Eine Woche mit Android
Marco | 5. Juni 2010Seit gut einer Woche schleppe ich einen Saugnapf der Datenkrake ein kleines aber feines Nexus One mit mir herum.
Genug Zeit also, um den Marketplace zu durchstöbern und nun ein kleines Résumée zu ziehen, welche Apps dabei übrig geblieben sind:
- Barcode Scanner: Schnörkellos, selbsterklärend und gratis. Macht genaus was es soll… Barcodes scannen. Aber wer will schon im Supermarkt mit dem Kassenpersonal konkurrieren? Viel nützlicher ist es beispielsweise, um auf dem Monitor QR-Codes zu scannen, die direkte Links zu besprochenen Apps beinhalten.

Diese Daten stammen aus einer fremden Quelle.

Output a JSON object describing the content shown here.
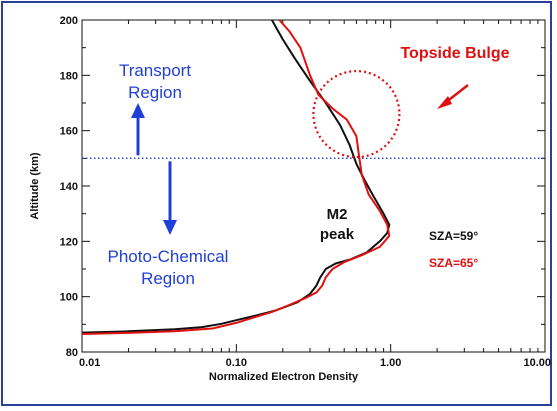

market://search?q=pname:com.google.zxing.client.android
- Evernote: Bei vielen sicher schon bekannt. Eine Möglichkeit seine Notizen (inklusive Bildern und Sprachmemos) zentral auch auf mehreren Rechnern (und Mobiltelefonen) zur Verfügung zu haben. Äußerst praktisch ist natürlich die passende App für die Androiden

- G-backup: Für mich eine der wichtigsten Apps überhaupt. Hiermit lassen sich automatisch Backups von SMS, MMS, Bildern, Videos und der Anrufliste an (s)ein eigenes Gmail-Konto senden. Damit nicht genug: Die entsprechenden Daten werden gethreaded, gelabelt und als gelesen markiert.

Der große Vorteil gegenüber Apps die das Backup auf der SD-Card ablegen ist natürlich, dass dies hier eben nicht geschieht, sondern die Daten im Gmail-Konto gesichert sind. Selbst bei einem Verlust des Telefons.
Es lässt sich zudem bequem einstellen, dass Backups nur dann erfolgen sollen, wenn eine WLAN-Verbindung besteht. Eigentlich ist diese App schon Pflicht, wenn man Wert auf seine SMS/MMS legt. Wermutstropfen sind allerdings die Kosten von 4,99 USD für die Vollversion, wobei die sich auf jeden Fall lohnen.